Non teme di esser troppo ingenuamente ottimista? In fondo, sappiamo che la cultura non preserva dal male e non salva l'umanità. Tutta la grande cultura tedesca non ha impedito lo sterminio degli ebrei...

«Certo. Ma quando voltiamo le spalle ai poeti, ci ritroviamo di fronte alla notte, nella valle delle tenebre e del male. Prima del nazismo la Germania è stata la patria di grandissimi artisti, musicisti, scrittori e filosofi. Il popolo però, voltando le spalle alla loro cultura, decise di scegliersi un altro Dio non certo benevolo, sprofondando il paese in un incubo. Eppure, di fronte al male, la cultura torna ogni volta a ricordarci la vera vocazione dell'umanità, vale a dire la solidarietà, la condivisione, l'amore».
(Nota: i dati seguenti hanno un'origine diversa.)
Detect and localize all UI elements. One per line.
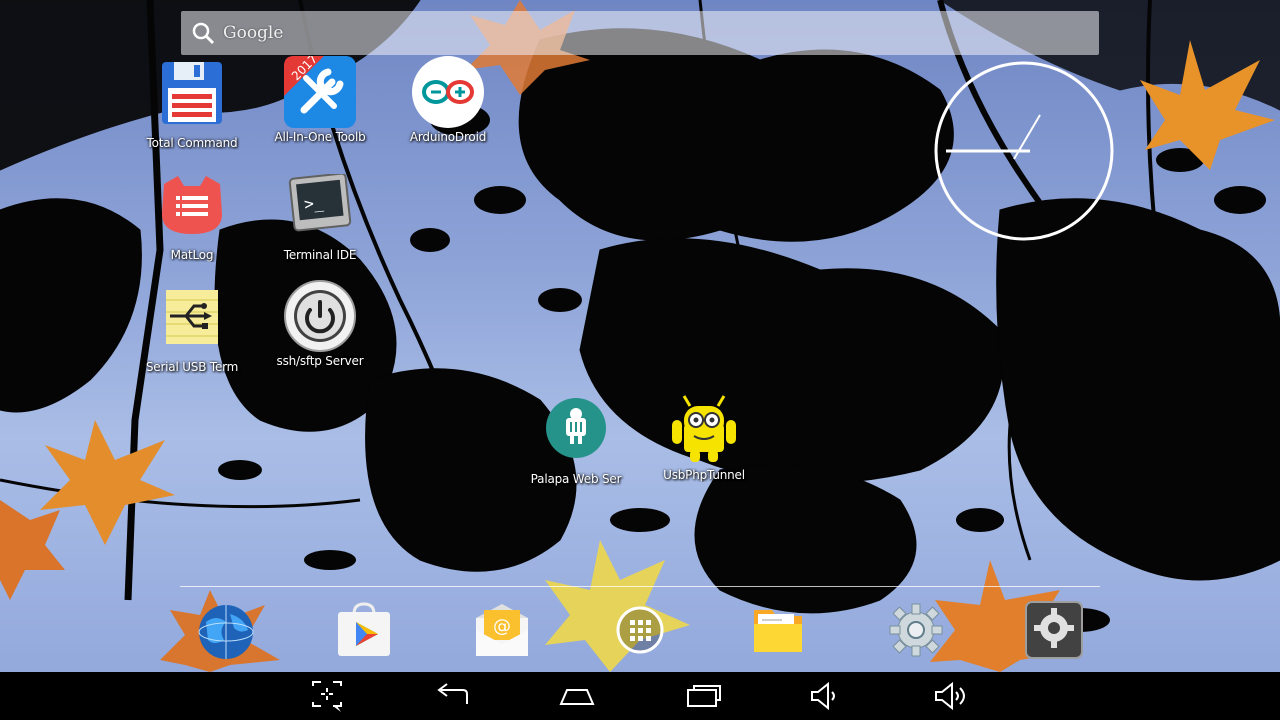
back-icon[interactable] — [433, 680, 473, 712]
toolbox-2017-icon: 2017 — [284, 52, 356, 128]
floppy-disk-icon — [160, 62, 224, 126]
volume-down-icon[interactable] — [806, 680, 846, 712]
volume-up-icon[interactable] — [932, 680, 972, 712]
app-all-in-one-toolbox[interactable]: 2017 All-In-One Toolb — [262, 52, 378, 166]
app-ssh-sftp-server[interactable]: ssh/sftp Server — [262, 280, 378, 390]
app-label: Palapa Web Ser — [530, 472, 622, 486]
app-matlog[interactable]: MatLog — [134, 174, 250, 284]
search-icon — [191, 21, 215, 49]
app-palapa-web-server[interactable]: Palapa Web Ser — [518, 398, 634, 508]
play-store-icon[interactable] — [334, 600, 394, 660]
app-label: MatLog — [170, 248, 214, 262]
home-icon[interactable] — [557, 680, 597, 712]
browser-globe-icon[interactable] — [196, 600, 256, 660]
dock-divider — [180, 586, 1100, 587]
email-icon[interactable]: @ — [472, 600, 532, 660]
svg-text:@: @ — [493, 616, 511, 637]
power-icon — [284, 280, 356, 352]
app-usbphptunnel[interactable]: UsbPhpTunnel — [646, 394, 762, 504]
arduino-icon — [412, 56, 484, 128]
app-label: ArduinoDroid — [409, 130, 487, 144]
navigation-bar — [0, 672, 1280, 720]
system-settings-icon[interactable] — [1024, 600, 1084, 660]
app-total-commander[interactable]: Total Command — [134, 62, 250, 172]
usb-serial-icon — [160, 286, 224, 350]
app-label: Serial USB Term — [145, 360, 239, 374]
search-label: Google — [223, 23, 284, 43]
app-label: Terminal IDE — [283, 248, 357, 262]
android-robot-icon — [670, 394, 738, 462]
google-search-bar[interactable]: Google — [181, 11, 1099, 55]
settings-gear-icon[interactable] — [886, 600, 946, 660]
app-label: All-In-One Toolb — [274, 130, 366, 144]
app-label: ssh/sftp Server — [276, 354, 364, 368]
cat-log-icon — [160, 174, 224, 238]
screenshot-icon[interactable] — [307, 680, 347, 712]
file-manager-icon[interactable] — [748, 600, 808, 660]
app-serial-usb-terminal[interactable]: Serial USB Term — [134, 286, 250, 396]
app-arduinodroid[interactable]: ArduinoDroid — [390, 56, 506, 166]
analog-clock-icon[interactable] — [934, 61, 1114, 241]
app-label: Total Command — [146, 136, 238, 150]
terminal-glyph: >_ — [303, 193, 325, 214]
recents-icon[interactable] — [684, 680, 724, 712]
app-terminal-ide[interactable]: >_ Terminal IDE — [262, 172, 378, 284]
app-drawer-icon[interactable] — [610, 600, 670, 660]
android-server-icon — [544, 398, 608, 462]
terminal-icon: >_ — [288, 172, 352, 238]
app-label: UsbPhpTunnel — [663, 468, 745, 482]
Significa che l'arte e la letteratura, pur non salvandoci, ci mettono in guardia contro i rischi cui andiamo incontro?

«Esatto. L'arte ci convoca, ci richiama all'ordine. Dopo l'incubo nazista, il cinema, la musica, la letteratura ci hanno ricordato i valori fondamentali dell'umanità con i quali è stato possibile ricostruirci. Purtroppo anche il nazismo è stato una cultura, una cultura nefasta e devastatrice. Per il suo messaggio malefico, Hitler ha infatti scelto il libro e ha scritto “Mein Kampf”. La cultura quindi è sempre un campo di battaglia dove combattono culture con connotazioni diverse, un luogo di scontro tra gli angeli e demoni. Alcuni uomini di cultura scelgono di stupirci, altri di renderci intellettualmente e umanamente miserevoli. E noi, in ogni momento della nostra vita, dobbiamo scegliere da che parte stare».

Ma allora esiste una responsabilità dell'uomo di cultura nei confronti della società e del suo pubblico?

«Dicendo che l'uomo è un animale responsabile, Saint-Exupéry ha proposto la più bella definizione dell'essere umano. Io però non credo che l'uomo sia sempre e comunque responsabile. Alcuni scrittori lo sono certamente; altri invece, promuovendo la violenza, il rifiuto degli altri, il razzismo, sono del tutto irresponsabili. La letteratura è un territorio aperto, nel quale a volte incontriamo scrittori meravigliosi che rinforzano la nostra empatia e la nostra compassione nei confronti del prossimo. Altre volte invece c'imbattiamo in scrittori che fanno di tutto per aizzarci gli uni contro gli altri, seminando odio e disordine. E purtroppo il discorso del razzismo e del disprezzo dell'altro trova spesso un pubblico disposto ad ascoltarlo, anche perché il mondo si nutre di frustrazioni. Per fortuna c'è chi trova nella bellezza e nella generosità un antidoto a tali sentimenti. Inoltre, di fronte a un libro possiamo avere reazioni differenti: c'è chi lo ama per la bellezza, lo stile o l'emozione, mentre altri lo detesteranno per gli stessi motivi. La pagina scritta non è altro che uno specchio in cui ci riflettiamo, poiché il rapporto che abbiamo con il libro riflette il rapporto che abbiamo con noi stessi e con il mondo. Per questo ci sono lettori che adorano “Lo straniero” di Camus e altri che lo detestano. Eppure è sempre lo stesso testo».